For 4QFY2013, Madras Cements (MC) posted a 35.3% yoy de-growth in its net profit to Rs. 64cr, impacted by weak cement prices, a surge in freight and raw material costs due to higher railway freight fares and higher diesel costs, and with volume growth being modest at just 3.7% yoy. We remain Neutral on the stock.
OPM at 15.2%, down 732bp yoy: For 4QFY2013 MC posted a 5.5% yoy growth in net sales to Rs. 927cr. Top-line growth during the quarter was impacted by modest volume growth and weak realization. Further, change in accounting treatment for inter-segment revenue suppressed the overall revenue, although it didn't have any impact on the profit. The OPM for the quarter stood at 15.2%, down 732bp on a yoy basis, despite the higher realization, on account of increase in raw material, freight costs and other expenses. The EBITDA/tonne fell by 31.7% yoy and 39.2% qoq to Rs. 629.

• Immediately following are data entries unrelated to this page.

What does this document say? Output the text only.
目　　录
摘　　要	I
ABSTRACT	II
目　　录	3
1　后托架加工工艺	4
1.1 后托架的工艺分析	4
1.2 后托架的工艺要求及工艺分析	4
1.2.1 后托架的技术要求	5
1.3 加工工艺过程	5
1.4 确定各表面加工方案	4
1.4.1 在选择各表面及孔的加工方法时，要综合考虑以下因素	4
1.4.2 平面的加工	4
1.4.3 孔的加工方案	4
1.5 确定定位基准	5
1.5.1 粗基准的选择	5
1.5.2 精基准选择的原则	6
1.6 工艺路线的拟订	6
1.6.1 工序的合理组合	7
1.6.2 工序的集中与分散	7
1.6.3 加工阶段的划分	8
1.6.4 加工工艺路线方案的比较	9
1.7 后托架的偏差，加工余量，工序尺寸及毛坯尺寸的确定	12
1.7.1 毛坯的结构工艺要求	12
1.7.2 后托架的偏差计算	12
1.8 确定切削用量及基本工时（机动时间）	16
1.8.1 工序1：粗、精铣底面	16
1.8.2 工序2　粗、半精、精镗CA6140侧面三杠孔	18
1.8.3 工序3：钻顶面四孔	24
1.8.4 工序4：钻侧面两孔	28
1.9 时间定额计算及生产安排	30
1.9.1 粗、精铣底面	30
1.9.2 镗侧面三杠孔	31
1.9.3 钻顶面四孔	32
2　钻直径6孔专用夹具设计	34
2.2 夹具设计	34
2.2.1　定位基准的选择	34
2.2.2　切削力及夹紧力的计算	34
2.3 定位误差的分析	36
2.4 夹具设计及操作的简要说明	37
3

Outlook and valuation: Going ahead, we expect MC to post a 12.4% and 15.7% CAGR in its top-line and bottom-line respectively over FY2013-15. At the current market price, the stock is trading at a valuation of US$79/tonne on current capacity (US$59 on FY2015E capacity), which we believe is fair. We continue to maintain our Neutral recommendation on the stock.